Agree, depending on weather and water levels, fishing the LMR in May would be good for me too. Would be great to have you along on a Tennessee trip and to fish big water, you'll enjoy it! I will be in touch via e-mail to coordinate a date and to give you hatch info and sizes of bugs to tie. I know Crawdude would like to go as well, we can get a date for us to head down and fish the Hiwassee together. Have a safe and Happy New Year's evening!


----------



## phishyone1 (Jun 27, 2008)

Great news........ Definitely need that new fly rod and to use also......:Banane26:


----------



## Brad45005 (Oct 11, 2013)

That's Definatley good news Keith!,
A new rod is a good way to bring in the new year!

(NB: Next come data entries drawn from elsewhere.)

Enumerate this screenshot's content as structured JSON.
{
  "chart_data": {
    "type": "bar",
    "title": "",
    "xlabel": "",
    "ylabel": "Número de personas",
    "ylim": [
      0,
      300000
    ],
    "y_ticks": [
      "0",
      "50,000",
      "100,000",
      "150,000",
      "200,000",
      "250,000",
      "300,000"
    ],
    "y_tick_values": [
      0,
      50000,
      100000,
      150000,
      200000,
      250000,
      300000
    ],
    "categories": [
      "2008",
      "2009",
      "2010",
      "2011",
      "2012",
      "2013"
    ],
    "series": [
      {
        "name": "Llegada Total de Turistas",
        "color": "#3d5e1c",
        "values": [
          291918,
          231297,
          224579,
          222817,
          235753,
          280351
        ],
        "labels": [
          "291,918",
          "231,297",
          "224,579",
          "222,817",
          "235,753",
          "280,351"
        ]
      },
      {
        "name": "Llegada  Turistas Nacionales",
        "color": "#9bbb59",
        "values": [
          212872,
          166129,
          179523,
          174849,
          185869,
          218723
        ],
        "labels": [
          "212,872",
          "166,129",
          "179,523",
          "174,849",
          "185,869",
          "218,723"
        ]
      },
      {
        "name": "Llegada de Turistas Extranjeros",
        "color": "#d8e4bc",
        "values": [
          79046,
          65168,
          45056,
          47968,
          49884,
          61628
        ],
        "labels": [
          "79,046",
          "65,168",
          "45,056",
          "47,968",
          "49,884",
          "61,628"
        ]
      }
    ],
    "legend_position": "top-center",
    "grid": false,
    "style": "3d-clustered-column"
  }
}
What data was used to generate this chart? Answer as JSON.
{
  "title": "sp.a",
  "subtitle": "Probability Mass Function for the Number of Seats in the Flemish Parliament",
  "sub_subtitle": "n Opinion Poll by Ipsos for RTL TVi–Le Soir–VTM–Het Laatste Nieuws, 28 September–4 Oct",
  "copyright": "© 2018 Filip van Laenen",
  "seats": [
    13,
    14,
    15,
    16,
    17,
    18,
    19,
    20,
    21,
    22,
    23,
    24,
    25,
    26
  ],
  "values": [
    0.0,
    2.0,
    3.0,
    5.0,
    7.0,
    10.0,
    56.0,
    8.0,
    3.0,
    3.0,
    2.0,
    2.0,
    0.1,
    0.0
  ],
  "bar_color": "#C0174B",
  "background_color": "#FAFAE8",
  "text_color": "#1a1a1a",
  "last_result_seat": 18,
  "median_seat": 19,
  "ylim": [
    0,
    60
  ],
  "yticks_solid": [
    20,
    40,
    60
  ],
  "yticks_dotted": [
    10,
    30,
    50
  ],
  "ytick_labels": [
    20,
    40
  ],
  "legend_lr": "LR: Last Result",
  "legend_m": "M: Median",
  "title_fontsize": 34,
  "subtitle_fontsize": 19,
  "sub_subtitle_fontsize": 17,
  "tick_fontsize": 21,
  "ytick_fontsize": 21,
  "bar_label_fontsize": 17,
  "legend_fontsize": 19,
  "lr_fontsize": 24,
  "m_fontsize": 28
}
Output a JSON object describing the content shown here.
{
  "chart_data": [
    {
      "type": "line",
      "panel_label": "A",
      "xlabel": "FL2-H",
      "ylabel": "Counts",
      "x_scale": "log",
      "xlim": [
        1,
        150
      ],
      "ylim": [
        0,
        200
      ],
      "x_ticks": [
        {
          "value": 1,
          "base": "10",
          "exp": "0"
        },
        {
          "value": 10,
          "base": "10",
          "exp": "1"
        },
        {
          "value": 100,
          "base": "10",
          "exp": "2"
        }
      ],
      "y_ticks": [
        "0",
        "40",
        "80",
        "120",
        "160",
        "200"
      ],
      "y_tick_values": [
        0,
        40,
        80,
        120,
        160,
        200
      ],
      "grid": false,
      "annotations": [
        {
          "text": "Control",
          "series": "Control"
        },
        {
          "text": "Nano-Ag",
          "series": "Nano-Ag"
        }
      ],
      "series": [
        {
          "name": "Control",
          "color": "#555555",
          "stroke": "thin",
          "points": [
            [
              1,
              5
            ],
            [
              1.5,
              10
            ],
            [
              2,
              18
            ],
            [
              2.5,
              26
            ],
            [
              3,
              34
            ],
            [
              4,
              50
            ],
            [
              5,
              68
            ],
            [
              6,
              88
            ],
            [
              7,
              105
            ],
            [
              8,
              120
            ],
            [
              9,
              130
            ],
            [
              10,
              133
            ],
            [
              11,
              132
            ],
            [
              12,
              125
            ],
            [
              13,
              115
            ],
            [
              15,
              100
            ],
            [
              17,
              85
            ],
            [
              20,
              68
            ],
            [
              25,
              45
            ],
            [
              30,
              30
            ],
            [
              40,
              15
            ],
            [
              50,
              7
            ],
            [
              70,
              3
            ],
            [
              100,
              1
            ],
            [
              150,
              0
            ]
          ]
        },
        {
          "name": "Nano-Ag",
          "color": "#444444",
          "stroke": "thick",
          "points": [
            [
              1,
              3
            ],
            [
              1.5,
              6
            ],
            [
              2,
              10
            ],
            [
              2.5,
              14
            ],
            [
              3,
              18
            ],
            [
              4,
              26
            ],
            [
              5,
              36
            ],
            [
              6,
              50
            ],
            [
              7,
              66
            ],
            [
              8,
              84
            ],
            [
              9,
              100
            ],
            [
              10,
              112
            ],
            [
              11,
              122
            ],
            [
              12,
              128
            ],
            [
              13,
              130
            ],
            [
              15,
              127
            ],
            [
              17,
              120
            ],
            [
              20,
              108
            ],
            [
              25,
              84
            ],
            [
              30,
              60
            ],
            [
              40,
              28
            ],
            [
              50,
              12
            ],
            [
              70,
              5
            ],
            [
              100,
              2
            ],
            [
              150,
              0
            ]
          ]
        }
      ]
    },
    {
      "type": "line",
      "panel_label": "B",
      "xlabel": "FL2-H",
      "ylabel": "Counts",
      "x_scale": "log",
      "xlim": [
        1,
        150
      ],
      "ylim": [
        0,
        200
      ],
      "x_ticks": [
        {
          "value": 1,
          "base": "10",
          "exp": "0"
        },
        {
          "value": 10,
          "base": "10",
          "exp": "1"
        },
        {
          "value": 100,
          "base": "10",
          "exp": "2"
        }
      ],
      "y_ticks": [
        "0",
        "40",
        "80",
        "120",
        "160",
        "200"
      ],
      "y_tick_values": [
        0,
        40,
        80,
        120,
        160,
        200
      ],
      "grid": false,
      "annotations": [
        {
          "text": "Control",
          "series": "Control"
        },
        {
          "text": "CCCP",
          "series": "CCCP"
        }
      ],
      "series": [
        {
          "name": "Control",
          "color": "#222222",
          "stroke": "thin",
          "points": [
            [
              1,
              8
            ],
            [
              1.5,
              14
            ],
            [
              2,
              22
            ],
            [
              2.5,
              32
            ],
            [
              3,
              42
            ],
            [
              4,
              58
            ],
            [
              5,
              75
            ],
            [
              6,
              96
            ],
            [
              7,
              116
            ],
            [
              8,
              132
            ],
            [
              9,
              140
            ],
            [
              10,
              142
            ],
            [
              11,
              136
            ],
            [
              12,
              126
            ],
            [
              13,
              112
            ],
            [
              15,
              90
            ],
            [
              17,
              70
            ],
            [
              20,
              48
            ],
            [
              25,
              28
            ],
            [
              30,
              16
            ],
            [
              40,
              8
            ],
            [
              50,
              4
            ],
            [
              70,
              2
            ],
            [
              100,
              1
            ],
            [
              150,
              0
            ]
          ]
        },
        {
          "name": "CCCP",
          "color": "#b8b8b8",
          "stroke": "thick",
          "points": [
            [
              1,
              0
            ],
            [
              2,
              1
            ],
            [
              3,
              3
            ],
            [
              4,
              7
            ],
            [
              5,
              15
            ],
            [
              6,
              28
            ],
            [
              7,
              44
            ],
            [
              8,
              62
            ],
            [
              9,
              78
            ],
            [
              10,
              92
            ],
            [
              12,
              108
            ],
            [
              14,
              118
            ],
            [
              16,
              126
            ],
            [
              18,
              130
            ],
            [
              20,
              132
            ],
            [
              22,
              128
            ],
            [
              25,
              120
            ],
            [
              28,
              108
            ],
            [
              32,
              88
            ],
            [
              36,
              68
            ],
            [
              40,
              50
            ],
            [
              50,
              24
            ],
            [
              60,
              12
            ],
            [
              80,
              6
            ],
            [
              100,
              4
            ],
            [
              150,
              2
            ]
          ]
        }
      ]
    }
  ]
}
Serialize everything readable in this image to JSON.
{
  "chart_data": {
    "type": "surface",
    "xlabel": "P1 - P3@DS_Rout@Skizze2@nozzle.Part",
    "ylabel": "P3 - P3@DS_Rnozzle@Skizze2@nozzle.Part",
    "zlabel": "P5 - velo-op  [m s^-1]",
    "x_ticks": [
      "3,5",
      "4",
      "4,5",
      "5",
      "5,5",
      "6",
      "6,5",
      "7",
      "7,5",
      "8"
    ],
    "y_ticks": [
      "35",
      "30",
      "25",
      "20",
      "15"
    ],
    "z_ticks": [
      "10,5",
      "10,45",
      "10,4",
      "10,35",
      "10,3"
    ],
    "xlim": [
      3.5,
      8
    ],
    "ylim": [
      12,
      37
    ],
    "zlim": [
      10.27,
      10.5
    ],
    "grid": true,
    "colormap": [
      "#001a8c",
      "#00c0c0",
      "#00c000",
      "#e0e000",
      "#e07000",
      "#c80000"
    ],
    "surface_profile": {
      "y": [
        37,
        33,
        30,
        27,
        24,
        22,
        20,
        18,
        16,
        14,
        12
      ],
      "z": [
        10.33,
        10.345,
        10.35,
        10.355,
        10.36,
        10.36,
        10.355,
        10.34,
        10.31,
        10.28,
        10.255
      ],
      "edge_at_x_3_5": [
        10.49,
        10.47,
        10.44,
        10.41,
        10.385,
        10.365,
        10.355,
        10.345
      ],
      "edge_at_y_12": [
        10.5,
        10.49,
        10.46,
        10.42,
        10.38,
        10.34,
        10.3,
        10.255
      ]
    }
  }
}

Everyone have a safe New year's.

Sent from my LG-E980 using Ohub Campfire mobile app


----------



## Flymaker (Jan 24, 2013)

Brad45005 said:


> That's Definatley good news Keith!,
> A new rod is a good way to bring in the new year!
> 
> Everyone have a safe New year's.
> ...



yep Brad ,
I'm more than happy about it..... Great fully Ive never had a heart attack ....all the blockage was found before any damage was done.....I really didn't want to have a bad result of these tests....that would have meant the disease was progressing despite my efforts.....Anyway ..I told the wife I would hold off on the new rod for a bit....hopefully income tax time returns a respectable return....pay off something and split the rest.....


----------



## MIKE*A (Apr 12, 2009)

Congrats on the good news Keith! 

Mike


----------



## sherman51 (Apr 12, 2011)

congrats on the tests! as for the new rod I would have just told my wife the doctor said I needed to get a new fly rod and use it often.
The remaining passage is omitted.